Bangladesh's Nobel-winning microfinance pioneer Muhammad Yunus on Thursday launched a legal battle to overturn an attempt by the government to force him from the celebrated bank he founded.
The 70-year-old famed economist, who was abruptly sacked as managing director of Grameen Bank by the central bank on Wednesday, said he was keen to step down but he wanted a "graceful solution" to his exit.
Yunus defied the central bank order and returned to work on Thursday at Grameen's headquarters in Dhaka before later lodging a case in the High Court contesting the legality of his dismissal.
"I have said repeatedly that I don't want to be in the position of managing director but the (Grameen Bank) board would not accept my resignation," he said outside the court after a two-and-a-half hour hearing.
"I want a graceful solution to my departure from Grameen, so that whoever comes to the position after me, they will have a good bank to run well."
A day earlier, the central bank said the author and world-famous inventor of microfinance had been "removed from his position" as managing director for failing to follow the law when he was re-appointed in 2000.
The Dhaka court will rule on the dismissal on Sunday, court officials told AFP.
Supporters say Yunus's troubles stem from 2007 when he floated the idea of forming a political party, earning the wrath of powerful Prime Minister Sheikh Hasina who has publicly disparaged his work.
The US Ambassador in Dhaka, James F. Moriarty, told reporters that the sudden move against Yunus was "deeply troubling."
"It strikes us as an unusual way to handle a Nobel laureate who is considered outside (of Bangladesh) as one of the greatest Bangladeshis," he said.
"He has done great things to pull people out of poverty so to remove him... years later over a technicality is very difficult to understand," he added.
Grameen Bank pioneered micro-lending in the 1980s, a system in which small amounts of money are lent to poor entrepreneurs outside the mainstream banking system, catapulting Yunus to fame and the Nobel Peace Prize in 2006.
"Yunus himself had expressed his intent to retire on many occasions, but why is this humiliation for such a respected person?
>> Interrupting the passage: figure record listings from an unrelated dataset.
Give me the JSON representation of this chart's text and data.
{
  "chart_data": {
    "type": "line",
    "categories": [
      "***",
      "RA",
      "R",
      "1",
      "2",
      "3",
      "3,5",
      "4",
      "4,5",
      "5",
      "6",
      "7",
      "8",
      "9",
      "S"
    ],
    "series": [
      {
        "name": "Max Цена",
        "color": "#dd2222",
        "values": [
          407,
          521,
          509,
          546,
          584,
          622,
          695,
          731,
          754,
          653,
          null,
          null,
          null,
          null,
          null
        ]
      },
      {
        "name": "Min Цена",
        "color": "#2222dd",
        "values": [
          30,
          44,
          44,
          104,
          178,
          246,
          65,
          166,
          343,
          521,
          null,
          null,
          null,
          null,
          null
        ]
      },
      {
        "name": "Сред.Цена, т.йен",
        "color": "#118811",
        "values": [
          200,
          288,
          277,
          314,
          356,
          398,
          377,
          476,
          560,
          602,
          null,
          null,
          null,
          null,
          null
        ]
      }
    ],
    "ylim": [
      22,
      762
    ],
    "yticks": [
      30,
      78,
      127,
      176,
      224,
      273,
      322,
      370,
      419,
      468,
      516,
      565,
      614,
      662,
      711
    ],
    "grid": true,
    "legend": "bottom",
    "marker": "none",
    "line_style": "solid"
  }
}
This is like destroying the image of the country," Yunus's lawyer Kamal Hossain told the court on Thursday.
The government's lawyer, attorney general Mahbubey Alam, revived the government's previous attempts to force out Yunus, saying he had passed the retirement age of 60.
Finance Minister A.M.A. Muhith stuck to the legal argument of the central bank, saying Yunus had occupied his position illegally because he had failed to obtain prior approval from the central bank when he was re-appointed.
Muhith told foreign ambassadors and heads of multilateral agencies in Dhaka that "the law took its routine course."
"Bangladesh Bank exercised its powers under section 45 of the Banking Company Act of 1991," Muhith said, according to a copy of his speech seen by AFP.
The legislation grants the central bank sweeping powers, including the right to dismiss senior management figures at private banks -- a right it has invoked several times in the past.
Muhith said the government was not seeking to destroy 25 percent state-owned Grameen Bank, which was "an institution in which the government takes pride."
Norway, a funder of Grameen, has spoken out strongly against the attempts to force Yunus out, with International Development Minister Erik Solheim telling news agency NTB on Wednesday that his removal was "a very sad development."
"What we see is a brutal internal power struggle in Bangladesh... Yunus was a popular person, both at home and abroad, and that always leads to opponents," he added, hinting at the rivalry between Yunus and Hasina.
Local economists warned the government's "hasty decision" could prompt a collapse of confidence or even a bank run in the country's vast microfinance sector.
Grameen Bank has more than eight million customers, providing collateral-free loans in 82,000 villages across Bangladesh.